Rappelons le contexte : nous sommes tout début 1998, Internet et le Web ont tout juste 3 ou 4 ans. Un marché tout neuf dans lequel tout est à inventer.
Pour ce qui me concerne, j’ai proposé mes premières offres de référencement en Janvier 1996 et j’ai déposé la marque en Juin 1996…mais personne n’était disposé à payer pour quelque chose qui était disponible gratuitement au travers des formulaires d’inscriptions sur les annuaires et moteurs de recherche.
Lorsque je décide de créer une entité juridique pour NetBooster, j’ai un double challenge à remplir : faire connaître le service pour le développer et arriver à en vivre.
L’objectif à atteindre était :
A mes yeux la stratégie à mettre en place tenait en 3 points :
Pour le premier point, se faire connaître à l’époque ne pouvait passer que par l’obtention d’un soutien presse.
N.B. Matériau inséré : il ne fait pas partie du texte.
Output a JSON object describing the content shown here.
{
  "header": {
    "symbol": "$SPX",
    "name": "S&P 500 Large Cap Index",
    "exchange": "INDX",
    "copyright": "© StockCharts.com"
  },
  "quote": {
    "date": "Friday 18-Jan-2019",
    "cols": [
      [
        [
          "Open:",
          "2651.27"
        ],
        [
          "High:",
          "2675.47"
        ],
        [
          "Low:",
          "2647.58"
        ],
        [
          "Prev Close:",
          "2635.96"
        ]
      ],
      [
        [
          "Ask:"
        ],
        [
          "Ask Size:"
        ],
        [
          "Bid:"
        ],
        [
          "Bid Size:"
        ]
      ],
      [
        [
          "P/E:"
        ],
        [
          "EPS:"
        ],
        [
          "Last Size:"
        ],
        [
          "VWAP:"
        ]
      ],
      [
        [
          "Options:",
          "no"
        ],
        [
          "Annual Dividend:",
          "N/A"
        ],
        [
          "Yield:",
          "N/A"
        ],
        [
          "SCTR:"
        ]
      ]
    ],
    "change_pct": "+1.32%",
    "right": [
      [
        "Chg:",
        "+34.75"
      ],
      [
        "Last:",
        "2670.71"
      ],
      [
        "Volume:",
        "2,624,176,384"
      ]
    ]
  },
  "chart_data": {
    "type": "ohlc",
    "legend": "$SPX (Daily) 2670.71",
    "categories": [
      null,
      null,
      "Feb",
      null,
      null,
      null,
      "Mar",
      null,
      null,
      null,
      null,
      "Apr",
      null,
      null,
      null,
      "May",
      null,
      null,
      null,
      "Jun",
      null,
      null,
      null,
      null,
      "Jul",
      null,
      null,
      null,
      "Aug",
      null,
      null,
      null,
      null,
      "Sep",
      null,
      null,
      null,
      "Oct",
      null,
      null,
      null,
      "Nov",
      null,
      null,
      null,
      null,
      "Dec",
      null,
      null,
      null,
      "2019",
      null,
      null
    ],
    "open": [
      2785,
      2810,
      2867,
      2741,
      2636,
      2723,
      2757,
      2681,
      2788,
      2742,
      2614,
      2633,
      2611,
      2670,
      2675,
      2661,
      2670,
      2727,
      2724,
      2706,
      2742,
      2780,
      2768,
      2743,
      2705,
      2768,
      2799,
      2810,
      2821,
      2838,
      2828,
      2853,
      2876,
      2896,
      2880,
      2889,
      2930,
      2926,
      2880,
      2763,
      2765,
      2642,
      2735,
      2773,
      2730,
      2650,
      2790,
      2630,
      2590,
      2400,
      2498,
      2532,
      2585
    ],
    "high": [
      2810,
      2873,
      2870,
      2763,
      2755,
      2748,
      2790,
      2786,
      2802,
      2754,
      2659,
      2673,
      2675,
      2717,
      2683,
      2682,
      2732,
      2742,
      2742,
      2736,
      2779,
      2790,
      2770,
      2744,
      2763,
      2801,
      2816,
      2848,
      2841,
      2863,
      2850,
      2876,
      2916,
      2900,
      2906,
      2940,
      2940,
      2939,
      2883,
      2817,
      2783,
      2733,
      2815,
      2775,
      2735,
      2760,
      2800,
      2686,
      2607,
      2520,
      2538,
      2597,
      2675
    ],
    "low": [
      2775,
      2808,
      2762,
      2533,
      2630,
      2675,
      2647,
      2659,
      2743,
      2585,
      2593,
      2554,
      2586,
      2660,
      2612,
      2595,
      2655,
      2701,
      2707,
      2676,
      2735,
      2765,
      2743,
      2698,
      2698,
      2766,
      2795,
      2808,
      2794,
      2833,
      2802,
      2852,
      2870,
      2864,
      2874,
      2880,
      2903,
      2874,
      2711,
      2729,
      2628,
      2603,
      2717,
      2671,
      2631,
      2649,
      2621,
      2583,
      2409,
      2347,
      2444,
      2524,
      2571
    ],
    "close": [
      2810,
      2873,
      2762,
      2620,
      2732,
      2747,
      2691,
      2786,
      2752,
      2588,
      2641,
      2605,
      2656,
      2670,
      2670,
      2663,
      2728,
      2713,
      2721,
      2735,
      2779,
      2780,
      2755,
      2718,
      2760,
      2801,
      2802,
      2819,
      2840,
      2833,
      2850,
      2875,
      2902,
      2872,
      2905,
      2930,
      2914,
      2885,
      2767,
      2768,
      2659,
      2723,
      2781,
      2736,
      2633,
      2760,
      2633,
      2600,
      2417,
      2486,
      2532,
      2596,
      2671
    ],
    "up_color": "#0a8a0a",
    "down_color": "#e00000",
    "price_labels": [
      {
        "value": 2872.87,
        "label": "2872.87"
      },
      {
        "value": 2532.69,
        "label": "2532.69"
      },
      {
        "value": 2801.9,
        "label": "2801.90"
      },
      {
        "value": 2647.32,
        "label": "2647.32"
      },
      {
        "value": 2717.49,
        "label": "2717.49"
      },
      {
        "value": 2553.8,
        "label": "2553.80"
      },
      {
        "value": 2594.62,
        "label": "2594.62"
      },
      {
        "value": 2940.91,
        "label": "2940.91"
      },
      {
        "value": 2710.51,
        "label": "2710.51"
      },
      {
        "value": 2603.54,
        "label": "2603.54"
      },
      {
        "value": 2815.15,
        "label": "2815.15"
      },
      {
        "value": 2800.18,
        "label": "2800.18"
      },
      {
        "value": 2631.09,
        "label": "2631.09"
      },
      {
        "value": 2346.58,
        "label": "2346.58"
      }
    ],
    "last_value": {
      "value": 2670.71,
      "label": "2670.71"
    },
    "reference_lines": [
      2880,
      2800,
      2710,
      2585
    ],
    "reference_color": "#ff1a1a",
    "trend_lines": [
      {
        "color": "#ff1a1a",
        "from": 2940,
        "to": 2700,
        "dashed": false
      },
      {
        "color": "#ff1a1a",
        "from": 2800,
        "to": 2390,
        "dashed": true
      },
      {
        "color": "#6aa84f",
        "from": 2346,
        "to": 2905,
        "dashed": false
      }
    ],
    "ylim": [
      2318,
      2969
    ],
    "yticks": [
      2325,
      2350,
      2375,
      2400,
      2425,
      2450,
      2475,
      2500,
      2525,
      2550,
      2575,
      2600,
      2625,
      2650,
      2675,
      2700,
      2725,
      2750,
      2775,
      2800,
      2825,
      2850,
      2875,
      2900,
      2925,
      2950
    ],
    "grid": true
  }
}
A l’époque les journaux et magazines étaient très friands de nouveautés autour de l’internet. Obtenir des papiers n’était pas le plus difficile à condition de s’en occuper sérieusement.
Ainsi je fis le choix d’investir immédiatement dans une agence RP plutôt que dans un salaire de commercial.
L’Agence Text100 a été choisie et a très bien fait son boulot puisque j’ai très rapidement eu l’honneur de la presse magazine.
Pour le second point afin de me rendre crédible, je décidais d’écrire un livre expliquant en quoi consistait le référencement, quels en étaient les avantages et surtout le « Comment faire » décrivant en détail ma méthodologie.
J’y dévoilerai la méthode des « pages alias » qui me permettait à l’époque d’obtenir des résultats spectaculaires dans les moteurs de recherche et les annuaires. En particulier dans AltaVista avant que n’arrive Google !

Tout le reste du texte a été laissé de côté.